Please point me to the specification. I believe it must be a worse case spec. I would guess Intel measured some standby currents on functional chips down at what they call L nominal = Lmin + CD control = 60 nm. Now, remember... I think this L nominal actually is the minimum mean poly at which Intel expects to be able to ship a part assuming it meets some across chip linewidth variation of say +/- 80A 3 sigma. Intel claims such a 60nm device will have an off current or 100na/um for the low Vt case. The high Vt devices have off currents 10x lower and so do not contribute much especially if the low Vt devices comprise a significant percentage of the total devices on the chip.

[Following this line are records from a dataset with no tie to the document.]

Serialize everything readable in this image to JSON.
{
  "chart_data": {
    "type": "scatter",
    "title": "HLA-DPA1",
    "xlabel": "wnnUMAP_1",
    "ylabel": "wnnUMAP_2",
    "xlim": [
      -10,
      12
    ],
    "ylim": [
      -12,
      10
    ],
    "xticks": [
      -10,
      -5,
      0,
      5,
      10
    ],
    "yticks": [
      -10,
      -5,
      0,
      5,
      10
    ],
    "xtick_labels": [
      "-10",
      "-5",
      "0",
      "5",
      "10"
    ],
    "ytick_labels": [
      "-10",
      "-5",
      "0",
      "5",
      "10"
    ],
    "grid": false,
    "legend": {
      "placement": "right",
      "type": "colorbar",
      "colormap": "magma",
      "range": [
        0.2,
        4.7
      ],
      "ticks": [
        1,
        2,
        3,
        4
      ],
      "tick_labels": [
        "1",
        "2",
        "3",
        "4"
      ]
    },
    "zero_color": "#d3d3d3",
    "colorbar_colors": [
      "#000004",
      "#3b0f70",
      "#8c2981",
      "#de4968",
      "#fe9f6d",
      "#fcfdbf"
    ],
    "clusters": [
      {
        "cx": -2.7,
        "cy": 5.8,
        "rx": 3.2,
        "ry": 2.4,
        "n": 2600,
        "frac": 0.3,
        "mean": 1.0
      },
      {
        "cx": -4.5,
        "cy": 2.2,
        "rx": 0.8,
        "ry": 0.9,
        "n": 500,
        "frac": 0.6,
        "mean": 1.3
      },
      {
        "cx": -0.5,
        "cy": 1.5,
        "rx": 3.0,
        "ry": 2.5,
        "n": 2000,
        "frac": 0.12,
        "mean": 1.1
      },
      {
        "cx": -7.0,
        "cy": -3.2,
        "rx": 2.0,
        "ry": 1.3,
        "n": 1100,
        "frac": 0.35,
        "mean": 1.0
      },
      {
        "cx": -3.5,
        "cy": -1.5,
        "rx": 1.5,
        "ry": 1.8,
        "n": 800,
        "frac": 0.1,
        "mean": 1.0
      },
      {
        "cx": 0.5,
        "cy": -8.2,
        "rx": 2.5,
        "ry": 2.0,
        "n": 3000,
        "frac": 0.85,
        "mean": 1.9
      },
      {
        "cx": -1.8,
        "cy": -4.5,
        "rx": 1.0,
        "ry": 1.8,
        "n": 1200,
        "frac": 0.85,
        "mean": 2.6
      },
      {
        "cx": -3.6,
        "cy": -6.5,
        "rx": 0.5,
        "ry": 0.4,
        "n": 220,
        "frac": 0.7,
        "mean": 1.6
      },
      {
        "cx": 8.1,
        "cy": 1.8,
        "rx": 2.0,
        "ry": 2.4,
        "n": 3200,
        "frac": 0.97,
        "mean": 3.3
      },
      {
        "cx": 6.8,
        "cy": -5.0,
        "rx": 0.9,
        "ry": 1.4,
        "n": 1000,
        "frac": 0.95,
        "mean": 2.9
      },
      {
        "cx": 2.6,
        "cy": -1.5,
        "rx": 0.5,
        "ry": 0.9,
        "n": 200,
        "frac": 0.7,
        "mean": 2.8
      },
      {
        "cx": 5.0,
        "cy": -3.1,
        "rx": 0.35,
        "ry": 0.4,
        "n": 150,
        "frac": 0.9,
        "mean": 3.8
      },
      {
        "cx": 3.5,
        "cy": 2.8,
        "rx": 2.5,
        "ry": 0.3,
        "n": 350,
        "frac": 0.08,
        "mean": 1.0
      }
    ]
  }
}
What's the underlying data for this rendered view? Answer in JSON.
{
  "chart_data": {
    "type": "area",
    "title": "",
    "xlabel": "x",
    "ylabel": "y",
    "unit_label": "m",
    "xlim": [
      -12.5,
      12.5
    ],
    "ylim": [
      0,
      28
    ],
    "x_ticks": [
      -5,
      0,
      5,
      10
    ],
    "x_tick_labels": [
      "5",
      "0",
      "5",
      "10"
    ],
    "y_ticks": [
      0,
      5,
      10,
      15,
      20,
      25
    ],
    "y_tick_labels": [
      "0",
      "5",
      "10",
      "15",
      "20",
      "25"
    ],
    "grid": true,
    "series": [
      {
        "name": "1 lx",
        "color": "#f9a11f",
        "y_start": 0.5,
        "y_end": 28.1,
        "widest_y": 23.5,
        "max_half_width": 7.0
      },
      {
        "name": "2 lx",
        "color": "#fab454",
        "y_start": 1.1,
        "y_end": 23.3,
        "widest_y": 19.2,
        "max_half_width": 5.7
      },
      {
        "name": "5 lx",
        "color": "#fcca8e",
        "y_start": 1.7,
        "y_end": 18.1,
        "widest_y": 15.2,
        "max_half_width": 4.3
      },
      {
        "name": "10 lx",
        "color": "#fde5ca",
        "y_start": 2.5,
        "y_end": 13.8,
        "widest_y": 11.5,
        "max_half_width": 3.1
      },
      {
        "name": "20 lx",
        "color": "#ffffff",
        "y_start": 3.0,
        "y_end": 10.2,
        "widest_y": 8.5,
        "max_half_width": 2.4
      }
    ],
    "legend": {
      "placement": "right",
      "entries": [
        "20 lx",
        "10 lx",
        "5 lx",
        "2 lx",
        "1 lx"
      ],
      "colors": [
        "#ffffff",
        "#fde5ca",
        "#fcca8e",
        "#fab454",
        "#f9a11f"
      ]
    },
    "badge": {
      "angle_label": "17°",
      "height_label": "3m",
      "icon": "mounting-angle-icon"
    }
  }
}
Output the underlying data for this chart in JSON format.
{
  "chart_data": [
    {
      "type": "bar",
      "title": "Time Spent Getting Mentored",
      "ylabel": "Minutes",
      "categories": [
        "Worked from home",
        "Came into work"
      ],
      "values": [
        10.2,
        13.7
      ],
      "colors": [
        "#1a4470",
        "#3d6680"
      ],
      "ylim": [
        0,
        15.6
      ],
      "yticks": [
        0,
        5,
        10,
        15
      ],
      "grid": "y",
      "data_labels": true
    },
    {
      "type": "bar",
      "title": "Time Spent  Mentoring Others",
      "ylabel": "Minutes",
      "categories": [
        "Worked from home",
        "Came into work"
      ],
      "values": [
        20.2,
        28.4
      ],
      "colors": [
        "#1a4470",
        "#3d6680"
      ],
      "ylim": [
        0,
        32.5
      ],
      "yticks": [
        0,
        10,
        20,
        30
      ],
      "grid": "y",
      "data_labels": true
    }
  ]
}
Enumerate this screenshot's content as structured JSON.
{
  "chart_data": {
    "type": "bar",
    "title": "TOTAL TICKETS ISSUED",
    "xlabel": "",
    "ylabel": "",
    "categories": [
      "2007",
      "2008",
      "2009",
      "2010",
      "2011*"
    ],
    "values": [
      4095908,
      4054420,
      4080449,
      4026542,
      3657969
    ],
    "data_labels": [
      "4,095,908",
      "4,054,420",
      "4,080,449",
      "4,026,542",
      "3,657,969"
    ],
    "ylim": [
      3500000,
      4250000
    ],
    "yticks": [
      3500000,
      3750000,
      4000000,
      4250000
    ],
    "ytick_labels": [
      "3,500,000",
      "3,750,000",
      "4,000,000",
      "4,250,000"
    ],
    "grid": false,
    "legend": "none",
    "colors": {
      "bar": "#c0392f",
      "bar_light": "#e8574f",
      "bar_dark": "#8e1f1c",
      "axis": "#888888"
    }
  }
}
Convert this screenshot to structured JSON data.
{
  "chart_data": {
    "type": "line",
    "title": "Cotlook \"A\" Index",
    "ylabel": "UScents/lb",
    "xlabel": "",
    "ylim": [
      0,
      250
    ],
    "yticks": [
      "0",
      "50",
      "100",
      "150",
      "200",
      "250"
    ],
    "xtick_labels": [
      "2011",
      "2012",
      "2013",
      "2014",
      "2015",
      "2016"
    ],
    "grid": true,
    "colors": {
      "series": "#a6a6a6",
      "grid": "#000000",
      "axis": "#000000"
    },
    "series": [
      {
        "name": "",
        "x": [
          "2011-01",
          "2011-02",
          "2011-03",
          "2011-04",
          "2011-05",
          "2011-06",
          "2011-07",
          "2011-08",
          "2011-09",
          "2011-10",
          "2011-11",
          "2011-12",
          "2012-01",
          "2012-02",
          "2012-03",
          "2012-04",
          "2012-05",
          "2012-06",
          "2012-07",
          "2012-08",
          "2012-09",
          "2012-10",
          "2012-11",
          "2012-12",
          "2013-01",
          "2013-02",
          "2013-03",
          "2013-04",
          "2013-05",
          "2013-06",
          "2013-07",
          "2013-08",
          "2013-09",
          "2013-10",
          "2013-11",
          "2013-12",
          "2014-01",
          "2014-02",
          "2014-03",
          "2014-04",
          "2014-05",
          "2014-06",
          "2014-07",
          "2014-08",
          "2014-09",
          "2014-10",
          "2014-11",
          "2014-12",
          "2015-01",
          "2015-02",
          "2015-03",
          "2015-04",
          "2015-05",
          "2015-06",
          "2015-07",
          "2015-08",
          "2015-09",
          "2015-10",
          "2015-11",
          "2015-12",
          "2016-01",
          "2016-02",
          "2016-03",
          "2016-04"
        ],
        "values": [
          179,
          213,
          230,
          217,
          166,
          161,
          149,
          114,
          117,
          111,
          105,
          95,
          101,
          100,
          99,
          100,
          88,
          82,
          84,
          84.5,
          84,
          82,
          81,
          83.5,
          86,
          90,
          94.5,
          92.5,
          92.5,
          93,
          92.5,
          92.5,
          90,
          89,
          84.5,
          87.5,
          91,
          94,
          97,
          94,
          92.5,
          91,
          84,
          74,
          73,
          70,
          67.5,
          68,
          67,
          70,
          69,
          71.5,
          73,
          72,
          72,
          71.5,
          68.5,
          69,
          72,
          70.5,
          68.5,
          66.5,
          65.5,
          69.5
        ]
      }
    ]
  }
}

I'm now guessing that Intel uses low Vt for perhaps everything that runs at advertized freq. So that may well be 50% of the total devices. If you assume 25 million low Vt devices (mostly logic) and an average logic device width of 4um, you could get 10A standby current if you assume they all are at this 100na/um level. But, herein lies the problem and it is a big one. At 100na/um off current, the NFET still has a threshold of around 130mv. It's Ion/Ioff ratio still is around 10,000. If all the devices were like that, there would be no problem. However, these 25 million low Vt devices with a mean at 60nm actually have some distribution around that mean which is whatever Intel is getting for their across chip linewidth variation. This is a function of mask quality, lith quality, RIE quality, among other things. Despite what they may claim, I sincerely doubt it is better than +/- 80A 3 sigma around that mean of 60nm. And it is not necessarily the off current from the few devices down below the spec that is the problem. Even at 10,000nA/um, the Ion/Ioff ratio is 100:1. The problem is the threshold voltage of those few devices. I refer you again to Intel's chart from their 2001 IEDM paper of Vt vs L poly for the low Vt NFET at high drain bias. At 60nm, it is around 130mv. At 50nm, it is around 40mv. So, we have millions of devices in critical paths with Vts varying from above 130mv down to at least 50mv. Extremely dangerous, I would think. I can't believe this stuff will ever get shipped. As, I said previously, none of this is an issue until you get down to near that minimum mean of 60nm. From that paper, I don't see Intel reaching 3GHz with the process as it is now. The schmoo plot even shows it. And I doubt they would be so foolish to ship parts with 17A standby current even if they passed all stress tests. A stand by current that high guarantees that a significant number of devices are on that very steep roll off part of the Vt vs. L poly curve. It is extremely dangerous to operate there. I believe they will have to shrink the process further (perhaps 10-15% area)) and perhaps raise the voltage slightly to get a significant number of 3GHz parts. The IEDM paper specifically mentions a 5% linear shrink and I wouldn't doubt Intel would raise the voltage again to 1.55v or 1.6v if pressed and if additional stress readouts look promising. Makes sense???
THE WATSONYOUTH
P.S. I remember a time when standby currents were of the order of several hundred milliamps. |